I am running a web server on 6.2 using a custom kernel.  I would like to update the kernel to 6.4 to pick up the latest security patches, but really don't want to go through an entire OS upgrade.

What are the risks of deploying a 6.4 kernel on a 6.2 OS ?


----------



## SirDice (Oct 6, 2009)

Definitely not advised. Either update both world and kernel or neither.

Also note that security updates are not for the kernel alone. Sometimes these involve the other executables that make up the base OS.


----------



## DutchDaemon (Oct 6, 2009)

If all that compiling is not your cup of tea, try freebsd-update(8) (with freebsd-update.conf(5) / /etc/freebsd-update.conf) to update the OS/kernel (binaries) _and_ kernel sources, and rebuild the custom kernel _after_ the freebsd-update run has completed.


----------



## bschop (Oct 6, 2009)

Thanks.  The biggest problem I wanted to fix was the recent root access vulnerabilities, which are kernel specific. 
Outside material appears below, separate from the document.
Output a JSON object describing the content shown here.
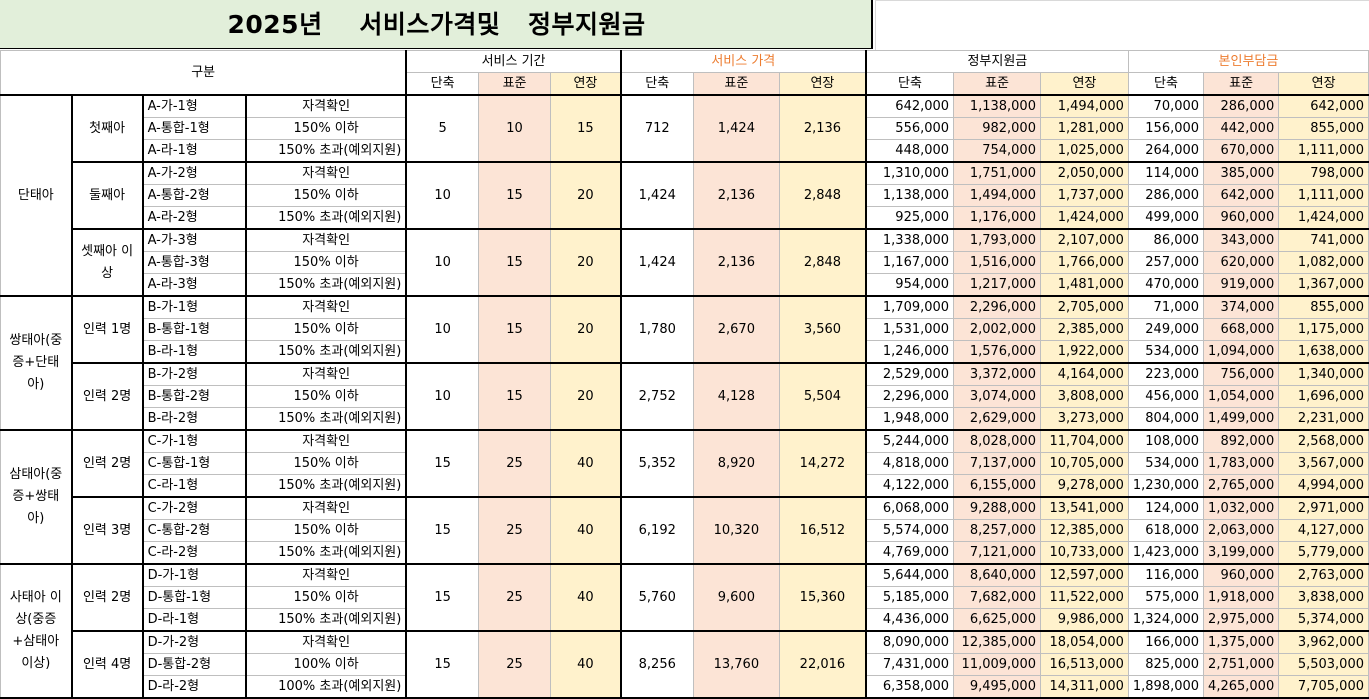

The compiling doesn't bother me, but the server is small and doesn't have all the stuff necessary to do the work.  I've tested with freebsd-update which worked, but required a lot of manual intervention ... I actually have a number of these servers and was hoping to have this be completely scripted.

I understand now, that I shouldn't just upgrade the kernel for a minor release ... but, if I did, what kind of problems might I run into ?  I mean I did a quick test and the system came up just fine ... what might I see down the road ?  I'm just looking to determine the level of risk.

Thanks again for the advice !


----------



## Beastie (Oct 6, 2009)

Just to be safe, the kernel and world should *never* be out of sync in *any* case. It may cause even the "simplest" tools like ps(1) to malfunction.


----------